| 要旨トップ | 目次 | 日本生態学会第60回全国大会 (2013年3月,静岡) 講演要旨
ESJ60 Abstract


一般講演(ポスター発表) P2-038 (Poster presentation)

豪州ヒノキにおける集団デモグラフィの地理的変異はどのように形成されたのか?

*阪口翔太 (京大院・農), Lynda Prior (タスマニア大), Michael Crisp (オーストラリア国立大), David Bowman (タスマニア大), 津村義彦 (森林総研), 井鷺裕司 (京大院・農)

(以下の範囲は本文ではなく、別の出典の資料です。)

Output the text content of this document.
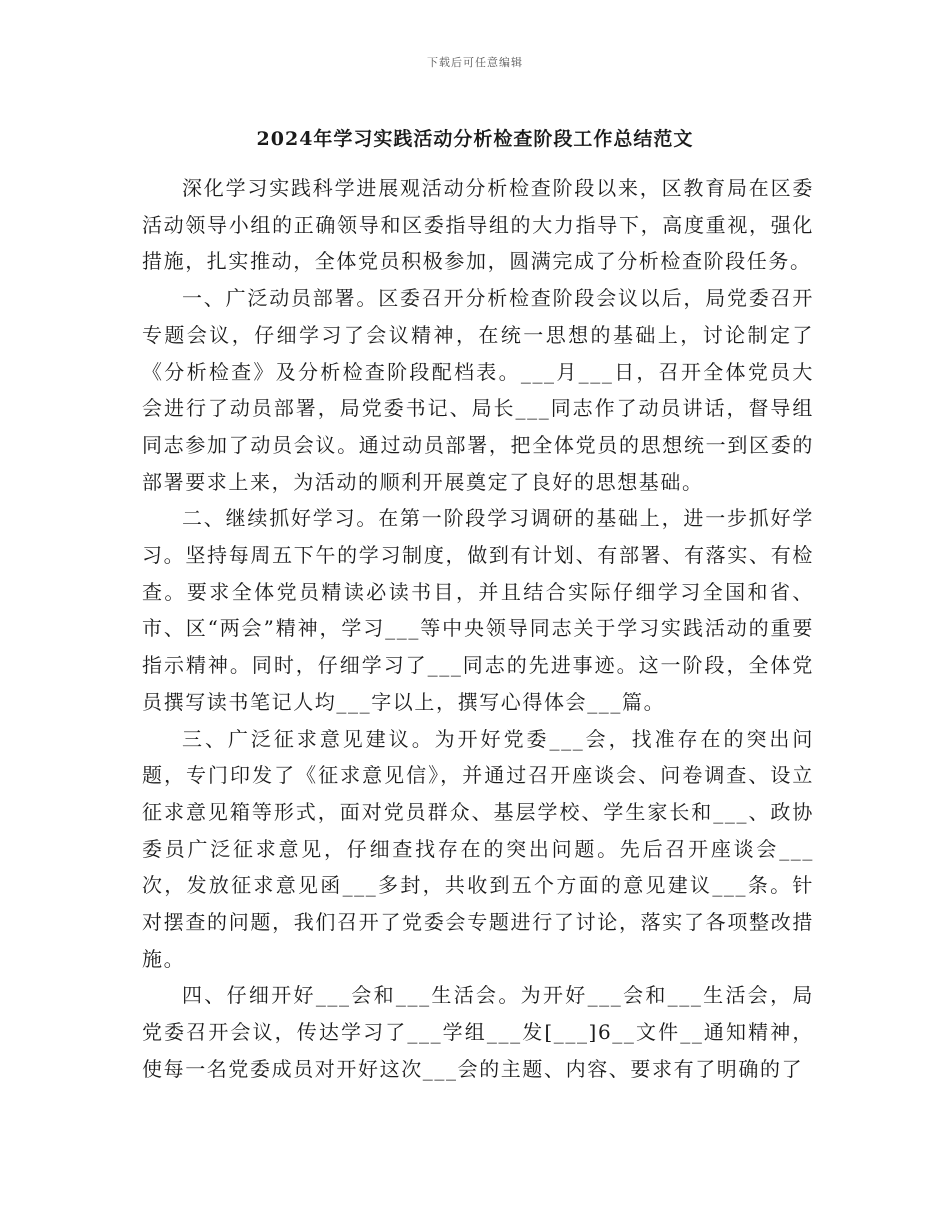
下载后可任意编辑
2024年学习实践活动分析检查阶段工作总结范文

深化学习实践科学进展观活动分析检查阶段以来，区教育局在区委活动领导小组的正确领导和区委指导组的大力指导下，高度重视，强化措施，扎实推动，全体党员积极参加，圆满完成了分析检查阶段任务。

一、广泛动员部署。区委召开分析检查阶段会议以后，局党委召开专题会议，仔细学习了会议精神，在统一思想的基础上，讨论制定了《分析检查》及分析检查阶段配档表。___月___日，召开全体党员大会进行了动员部署，局党委书记、局长___同志作了动员讲话，督导组同志参加了动员会议。通过动员部署，把全体党员的思想统一到区委的部署要求上来，为活动的顺利开展奠定了良好的思想基础。

二、继续抓好学习。在第一阶段学习调研的基础上，进一步抓好学习。坚持每周五下午的学习制度，做到有计划、有部署、有落实、有检查。要求全体党员精读必读书目，并且结合实际仔细学习全国和省、市、区“两会”精神，学习___等中央领导同志关于学习实践活动的重要指示精神。同时，仔细学习了___同志的先进事迹。这一阶段，全体党员撰写读书笔记人均___字以上，撰写心得体会___篇。

三、广泛征求意见建议。为开好党委___会，找准存在的突出问题，专门印发了《征求意见信》，并通过召开座谈会、问卷调查、设立征求意见箱等形式，面对党员群众、基层学校、学生家长和___、政协委员广泛征求意见，仔细查找存在的突出问题。先后召开座谈会___次，发放征求意见函___多封，共收到五个方面的意见建议___条。针对摆查的问题，我们召开了党委会专题进行了讨论，落实了各项整改措施。

四、仔细开好___会和___生活会。为开好___会和___生活会，局党委召开会议，传达学习了___学组___发[___]6__文件__通知精神，使每一名党委成员对开好这次___会的主题、内容、要求有了明确的了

豪州ヒノキ複合種はオーストラリア全域に分布する針葉樹である.この複合種は世界で最も耐乾性の高い種を含んでいるにも関わらず,大陸内陸部での分布は極めて分散的である.本複合種が他の樹種に比べて火災に脆弱であることを考えると,最終氷期に到来した人類による火災レジームの改変が本種の分布パターンを生み出した可能性がある.その一方で,厳しい乾燥化によって最終氷期の大陸内陸部では砂漠が拡大したと考えられており,そうした気候変動も分布に影響した可能性がある.本研究では,大陸全域から収集した集団サンプルを遺伝解析することで,最終氷期における豪州ヒノキ複合種の集団デモグラフィを推定するとともに,生態ニッチモデリング(ENM)を用いて最終氷期における古分布を再現した.遺伝解析の結果,大陸の各山地域には遺伝的に分化した系統が多数分布しており,最終氷期を通じて地域集団がその場で分布を維持してきたことが明らかになった.しかしENMの予測から,大陸内陸部では最終氷期最盛期に分布域が大きく縮小したことが示され,実際にそうした地域集団の大半で著しい集団サイズの減少が推定された.より沿海部に位置していた南部温帯域では,最終氷期の終焉と共に集団サイズが拡大したことが示され,このパターンは花粉分析の結果とも一致した.一方,人類による土地利用の歴史が最も長く,高い火災頻度に特徴付けられる熱帯サバンナでは,集団サイズは安定していたことが示された.これらの結果から,豪州ヒノキの集団デモグラフィと分布パターンには人類による火災レジームの改変よりも,最終氷期における乾燥化がより強く影響したことが推察された.